Nut Butter: Average Protein 2-4g for 1tbsp

Very similar to Peanut Butter. A nut butter is a spreadable foodstuff made by grinding nuts into a paste. This can come in a variety of different nuts like almond, cashew, soybean, hazelnut. However, over all, the protein level is lower than regular peanut butter.

Veggie Meatloaf Cupcakes

No one will know you've slipped a little veggie's in the mix!
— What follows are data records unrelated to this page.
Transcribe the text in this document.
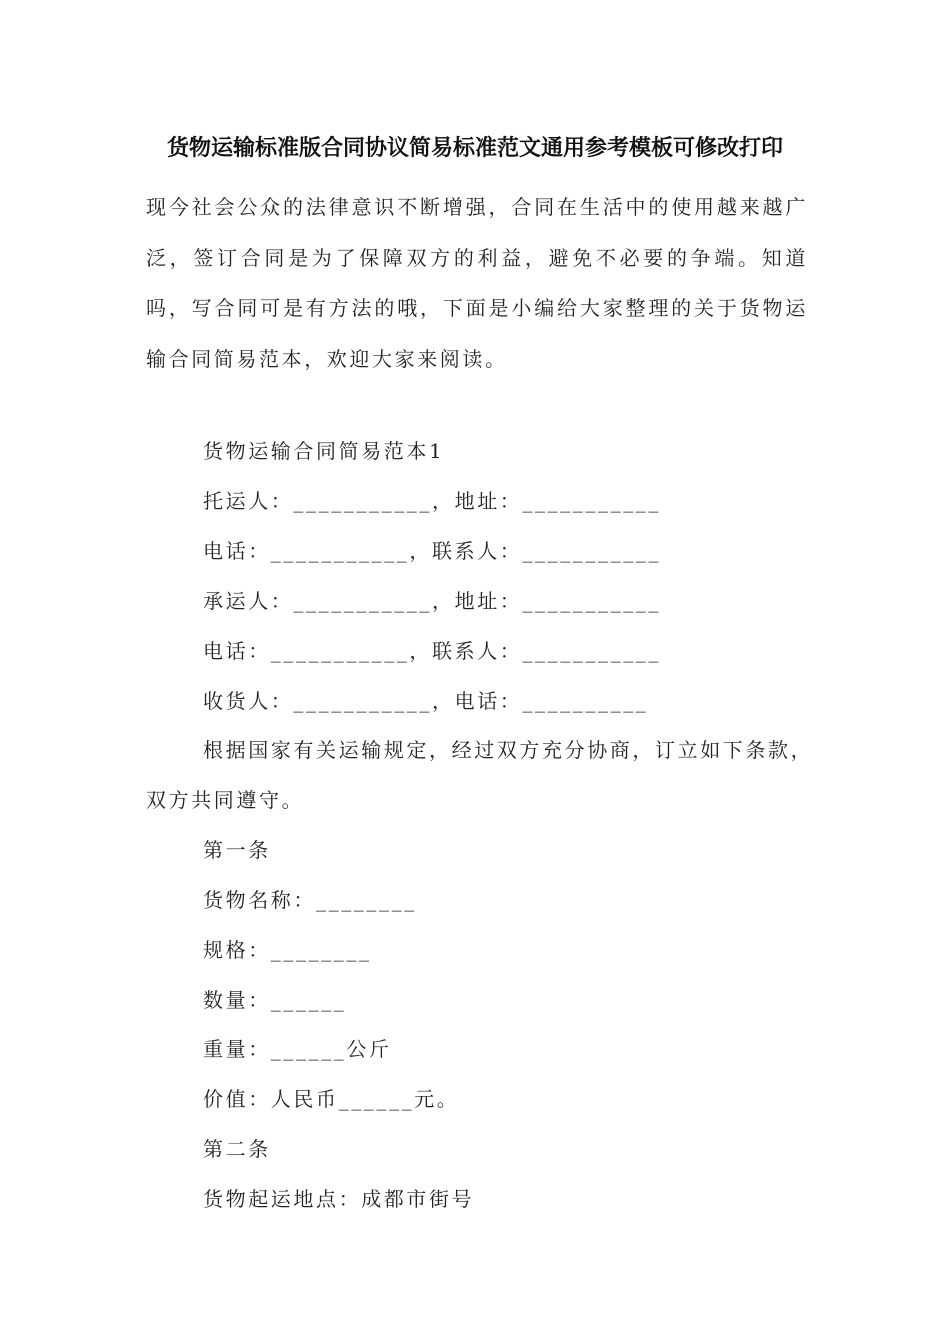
货物运输标准版合同协议简易标准范文通用参考模板可修改打印
现今社会公众的法律意识不断增强，合同在生活中的使用越来越广泛，签订合同是为了保障双方的利益，避免不必要的争端。知道吗，写合同可是有方法的哦，下面是小编给大家整理的关于货物运输合同简易范本，欢迎大家来阅读。
货物运输合同简易范本1
托运人：___________，地址：___________
电话：___________，联系人：___________
承运人：___________，地址：___________
电话：___________，联系人：___________
收货人：___________，电话：__________
根据国家有关运输规定，经过双方充分协商，订立如下条款，
双方共同遵守。
第一条
货物名称：________
规格：________
数量：______
重量：______公斤
价值：人民币______元。
第二条
货物起运地点：成都市街号
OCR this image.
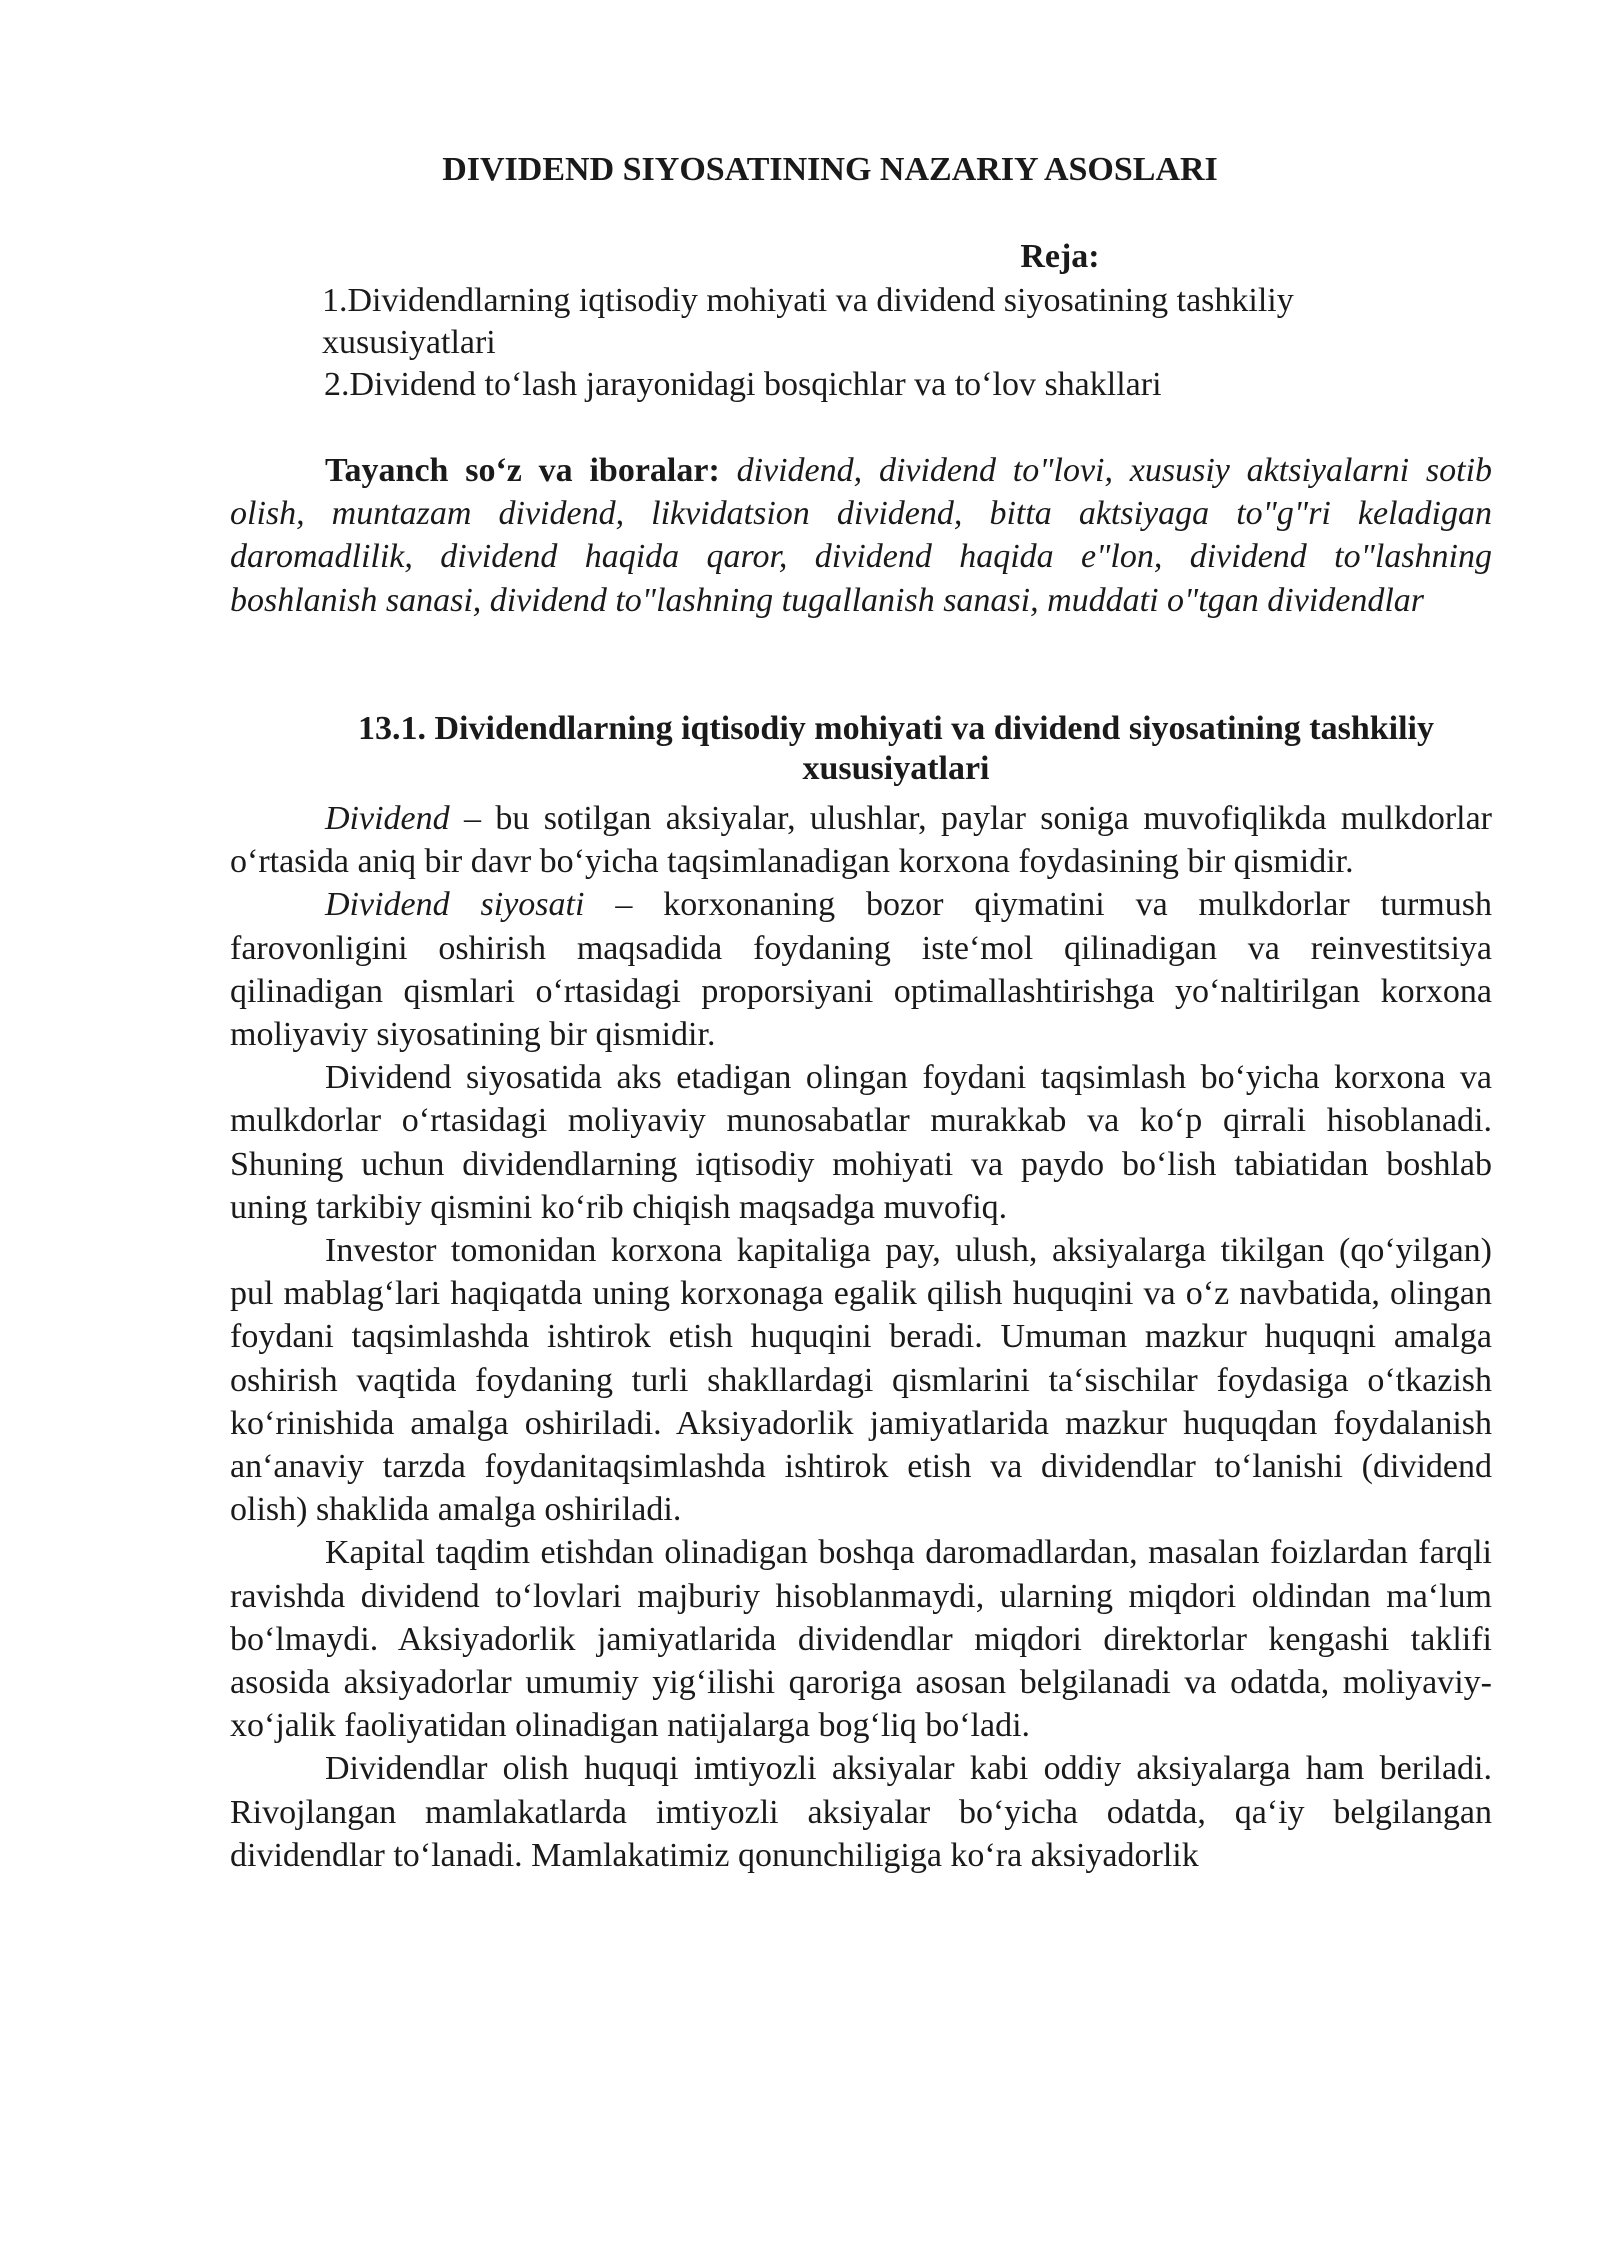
DIVIDEND SIYOSATINING NAZARIY ASOSLARI
Reja:

1.Dividendlarning iqtisodiy mohiyati va dividend siyosatining tashkiliy xususiyatlari

2.Dividend to‘lash jarayonidagi bosqichlar va to‘lov shakllari

Tayanch so‘z va iboralar: dividend, dividend to"lovi, xususiy aktsiyalarni sotib olish, muntazam dividend, likvidatsion dividend, bitta aktsiyaga to"g"ri keladigan daromadlilik, dividend haqida qaror, dividend haqida e"lon, dividend to"lashning boshlanish sanasi, dividend to"lashning tugallanish sanasi, muddati o"tgan dividendlar

13.1. Dividendlarning iqtisodiy mohiyati va dividend siyosatining tashkiliy xususiyatlari

Dividend – bu sotilgan aksiyalar, ulushlar, paylar soniga muvofiqlikda mulkdorlar o‘rtasida aniq bir davr bo‘yicha taqsimlanadigan korxona foydasining bir qismidir.

Dividend siyosati – korxonaning bozor qiymatini va mulkdorlar turmush farovonligini oshirish maqsadida foydaning iste‘mol qilinadigan va reinvestitsiya qilinadigan qismlari o‘rtasidagi proporsiyani optimallashtirishga yo‘naltirilgan korxona moliyaviy siyosatining bir qismidir.

Dividend siyosatida aks etadigan olingan foydani taqsimlash bo‘yicha korxona va mulkdorlar o‘rtasidagi moliyaviy munosabatlar murakkab va ko‘p qirrali hisoblanadi. Shuning uchun dividendlarning iqtisodiy mohiyati va paydo bo‘lish tabiatidan boshlab uning tarkibiy qismini ko‘rib chiqish maqsadga muvofiq.

Investor tomonidan korxona kapitaliga pay, ulush, aksiyalarga tikilgan (qo‘yilgan) pul mablag‘lari haqiqatda uning korxonaga egalik qilish huquqini va o‘z navbatida, olingan foydani taqsimlashda ishtirok etish huquqini beradi. Umuman mazkur huquqni amalga oshirish vaqtida foydaning turli shakllardagi qismlarini ta‘sischilar foydasiga o‘tkazish ko‘rinishida amalga oshiriladi. Aksiyadorlik jamiyatlarida mazkur huquqdan foydalanish an‘anaviy tarzda foydanitaqsimlashda ishtirok etish va dividendlar to‘lanishi (dividend olish) shaklida amalga oshiriladi.

Kapital taqdim etishdan olinadigan boshqa daromadlardan, masalan foizlardan farqli ravishda dividend to‘lovlari majburiy hisoblanmaydi, ularning miqdori oldindan ma‘lum bo‘lmaydi. Aksiyadorlik jamiyatlarida dividendlar miqdori direktorlar kengashi taklifi asosida aksiyadorlar umumiy yig‘ilishi qaroriga asosan belgilanadi va odatda, moliyaviy-xo‘jalik faoliyatidan olinadigan natijalarga bog‘liq bo‘ladi.

Dividendlar olish huquqi imtiyozli aksiyalar kabi oddiy aksiyalarga ham beriladi. Rivojlangan mamlakatlarda imtiyozli aksiyalar bo‘yicha odatda, qa‘iy belgilangan dividendlar to‘lanadi. Mamlakatimiz qonunchiligiga ko‘ra aksiyadorlik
Cast your vote for Veggie Meatloaf Cupcakes

Cook Time

Prep time: 20 min
Cook time: 30 min
Ready in: 50 min
Yields: 12 servings


  • 1 cup TVP, granules
  • 1 cup beef stock
  • 1 lb ground beef
  • 1 medium carrot, shredded
  • 1 medium yellow onion, diced
  • 1 small sweet potato, peeled and shredded
  • 1 packet dry french onion soup mix
  • 2 egg
  • 1 cup quick cooking oatmeal, plain
  • 4 large russet potato, peeled and chopped
  • 1/4 cup skim milk
  • 2 tbsp margarine
  • salt & pepper, to taste


  1. Preheat oven to 350.
  2. Bring beef stock to a boil in a small sauce pan with lid. Add TVP to stock cover with lid and remove from heat. Allow to sit for 5-10 minutes. Remove lid and allow to cool to room temperature.
  3. Prepare carrot, onion, sweet potato as needed.
  4. Combine beef, TVP, carrot, onion, sweet potato, egg, dry soup mix, and oatmeal in a bowl. Mix thoroughly (using hands to squeeze it together works best)
  5. divide mixture evenly among the 12 cups of a greased standard sized muffin tin.
  6. Bake for 30 minutes or until internal temperature comes to 165 degrees.
  7. Meanwhile peel and chop russet potatoes. place in a large pot and more than cover potatoes with water. Salt the water if desired. Bring to a boil and allow to cook until potato chunks are fork tender.
  8. drain and place into a clean mixing bowl. Mash potatoes, mixing in the milk and butter as doing so. Season to taste.
  9. When veggie meatloaf cupcakes are done, carefully remove them from the muffin tin and place on a serving platter. Using the method of your choice (see tip) divide the mashed potato evenly among the 12 cupcakes.
  10. Serve and Enjoy!


When topping the cupcake with the mashed potatoes there are several options...

  • Pastry Bag and Piping Tip - this will give it a proffessional bakery look
  • Ice Cream Scoop - this makes for a rounded edge and is the easiest to do
  • Spoon or Knife - just slather it on for a 'home-frosted' look

Nutrition Facts
Serving size: 1
Calories 224
Calories from Fat72
% Daily Value *
Fat 8 g12%
Carbohydrates 23 g8%
Sugar 4 g
Fiber 4 g16%
Protein 15 g30%
Cholesterol 56 mg19%
Sodium 550 mg23%
* The Percent Daily Values are based on a 2,000 calorie diet, so your values may change depending on your calorie needs. The values here may not be 100% accurate because the recipes have not been professionally evaluated nor have they been evaluated by the U.S. FDA.